Now, if it's not the best-looking machine in this high-priced segment, it's certainly in the grand final. That gloriously long-and-low silhouette challenges the best that Germany has to offer in the form of the Audi A8, Benz S-Class and 7 Series Beemer, bringing looks, charisma and pure athletic appeal.
Dynamically, it has also taken a massive step forward. While doing away with a previous big V8 engine in favour of a twin-turbo-boosted V6, it delivers performance to back up those sexy looks.
A generous 310 kilowatts and 600Nm make this a seriously spirited thing to drive - as evidenced by its 0-100km/h time of just 5 seconds.
Driving through a 10-speed transmission (sounds more like a pushbike but it certainly doesn't drive like one), the big Lexus offers creamy, seamless progress - further enhanced by the cloud-like ride of the air suspension system. Pleasingly, selecting Sport mode markedly sharpens up the car's performance and handling to the point of being quite racy to drive.
As well as the model tested here, Lexus also offers its signature hybrid option, coupling a normally-aspirated version of the 3.5-litre V6 with a multi-stage hybrid system that adds an additional 300Nm and makes it almost as quick as the twin-turbo model.
But it's inside the cabin where the Lexus really shines.
The car is said to embrace the Japanese hospitality principles of Omotenashi - caring for its passengers and anticipating their needs.
Lexus boasts of using "Takumi craftsmanship" in manufacturing processes that borrow from origami and other traditional Japanese craft. Even the car's start-up function is, apparently, inspired by the "soft glow of traditional Japanese Andon lanterns". To me it seemed more like a meteor shower released within the cabin when you started the car. But it's pretty cool, however you describe it.
For once, Lexus has curbed its long-held inclination to cram a cockpit with as many buttons as possible - as if the price tag dictates how many gizmos and gadgets a car should have.
Instead, they've (mostly) pared back the switchgear in favour of better using its centralised cabin management system, plus a few key buttons for everyday tasks.
Unlike the Euros, the LS hasn't opted for a series of high-res screens to dominate the dashboard setup. Instead, the LS's digital instrument panel is surprisingly small and focused, albeit with some snazzy graphics and digital displays.
Yes, there's a big screen at the top of the centre stack but it's all nicely integrated and, for Lexus at least, quite intuitive to use.

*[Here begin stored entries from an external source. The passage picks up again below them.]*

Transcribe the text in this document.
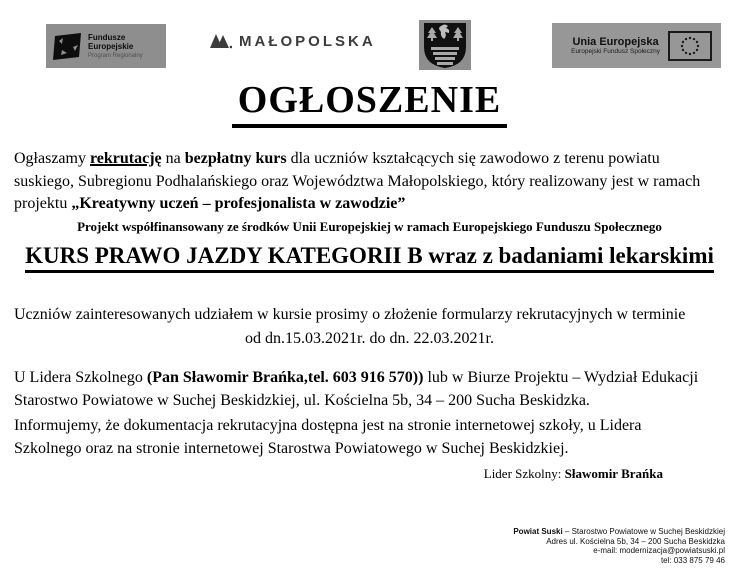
Fundusze
Europejskie
Program Regionalny
MAŁOPOLSKA	Unia Europejska
Europejski Fundusz Społeczny
OGŁOSZENIE

Ogłaszamy rekrutację na bezpłatny kurs dla uczniów kształcących się zawodowo z terenu powiatu suskiego, Subregionu Podhalańskiego oraz Województwa Małopolskiego, który realizowany jest w ramach projektu „Kreatywny uczeń – profesjonalista w zawodzie”

Projekt współfinansowany ze środków Unii Europejskiej w ramach Europejskiego Funduszu Społecznego
KURS PRAWO JAZDY KATEGORII B wraz z badaniami lekarskimi

Uczniów zainteresowanych udziałem w kursie prosimy o złożenie formularzy rekrutacyjnych w terminie

od dn.15.03.2021r. do dn. 22.03.2021r.

U Lidera Szkolnego (Pan Sławomir Brańka,tel. 603 916 570)) lub w Biurze Projektu – Wydział Edukacji Starostwo Powiatowe w Suchej Beskidzkiej, ul. Kościelna 5b, 34 – 200 Sucha Beskidzka.

Informujemy, że dokumentacja rekrutacyjna dostępna jest na stronie internetowej szkoły, u Lidera Szkolnego oraz na stronie internetowej Starostwa Powiatowego w Suchej Beskidzkiej.

Lider Szkolny: Sławomir Brańka

Powiat Suski – Starostwo Powiatowe w Suchej Beskidzkiej
Adres ul. Kościelna 5b, 34 – 200 Sucha Beskidzka
e-mail: modernizacja@powiatsuski.pl
tel: 033 875 79 46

Still, it wouldn't be a Lexus without a dazzling array of electronics, and this car doesn't disappoint.
A quick highlights package would include the 23-speaker Mark Levinson audio system, a lateral radar pre-collision system and a lane-tracing assist that aids the driver by recognising road markings and tracing the vehicle ahead.

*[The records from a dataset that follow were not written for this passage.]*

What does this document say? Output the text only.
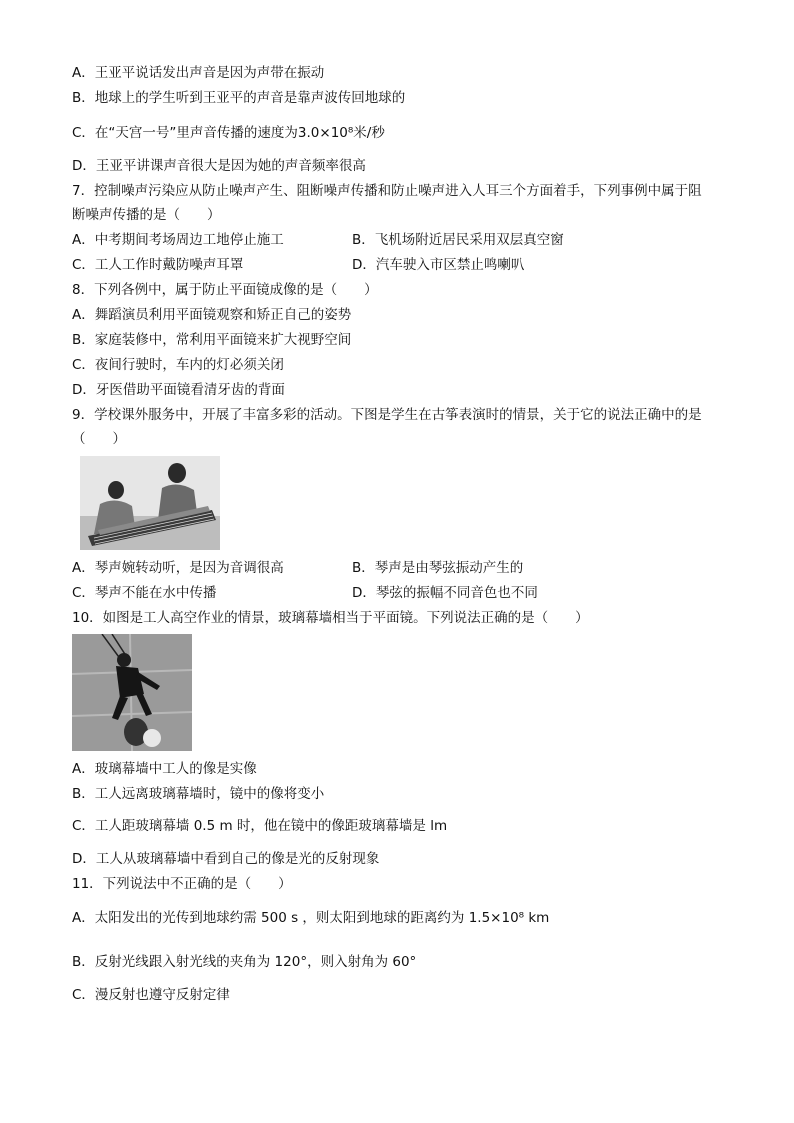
A．王亚平说话发出声音是因为声带在振动
B．地球上的学生听到王亚平的声音是靠声波传回地球的
C．在“天宫一号”里声音传播的速度为3.0×10⁸米/秒
D．王亚平讲课声音很大是因为她的声音频率很高
7．控制噪声污染应从防止噪声产生、阻断噪声传播和防止噪声进入人耳三个方面着手，下列事例中属于阻
断噪声传播的是（　　）
A．中考期间考场周边工地停止施工	B．飞机场附近居民采用双层真空窗
C．工人工作时戴防噪声耳罩	D．汽车驶入市区禁止鸣喇叭
8．下列各例中，属于防止平面镜成像的是（　　）
A．舞蹈演员利用平面镜观察和矫正自己的姿势
B．家庭装修中，常利用平面镜来扩大视野空间
C．夜间行驶时，车内的灯必须关闭
D．牙医借助平面镜看清牙齿的背面
9．学校课外服务中，开展了丰富多彩的活动。下图是学生在古筝表演时的情景，关于它的说法正确中的是
（　　）
A．琴声婉转动听，是因为音调很高	B．琴声是由琴弦振动产生的
C．琴声不能在水中传播	D．琴弦的振幅不同音色也不同
10．如图是工人高空作业的情景，玻璃幕墙相当于平面镜。下列说法正确的是（　　）
A．玻璃幕墙中工人的像是实像
B．工人远离玻璃幕墙时，镜中的像将变小
C．工人距玻璃幕墙 0.5 m 时，他在镜中的像距玻璃幕墙是 lm
D．工人从玻璃幕墙中看到自己的像是光的反射现象
11．下列说法中不正确的是（　　）
A．太阳发出的光传到地球约需 500 s ，则太阳到地球的距离约为 1.5×10⁸ km
B．反射光线跟入射光线的夹角为 120°，则入射角为 60°
C．漫反射也遵守反射定律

Comfort is a given, but this is next-level.
The rear seats are bucket-style and individually adjustable via a pretty little touch-screen, ensuring every whim of the rear-seat passengers is accommodated, be it audio, climate, seats or sunshades.
In the Sport Luxury model tested here, that stretches to an extraordinary 22 ways to adjust the rear seats at the push of a button.
There's a massage function (Shiatsu, of course) and a series of spot heaters to target any areas of stiffness or discomfort. There are five massage programs including "Refresh" and "Stretch".
Ironic, then, that when the LS has finally become such an interesting thing to drive, the rear seat is probably the best place to be.
Enough to put you to sleep, perhaps. But certainly not boring.
HOW BIG? It's a full-sized limo, with enough rear-seat leg room for occupants to lean back and have a nap if they wish. The boot is huge, too.
HOW FAST? Seriously so, for a car that has never claimed to be particularly athletic. The twin-turbo V6 version is narrowly quicker than they hybrid.
HOW THIRSTY? The straight petrol version guzzles 9.5L/100km - while the hybrid manages a much more impressive 6.3L/100km.
HOW MUCH? The "basic" LS costs just over $200k, while the Sport Luxury tested here costs $211,040 drive away.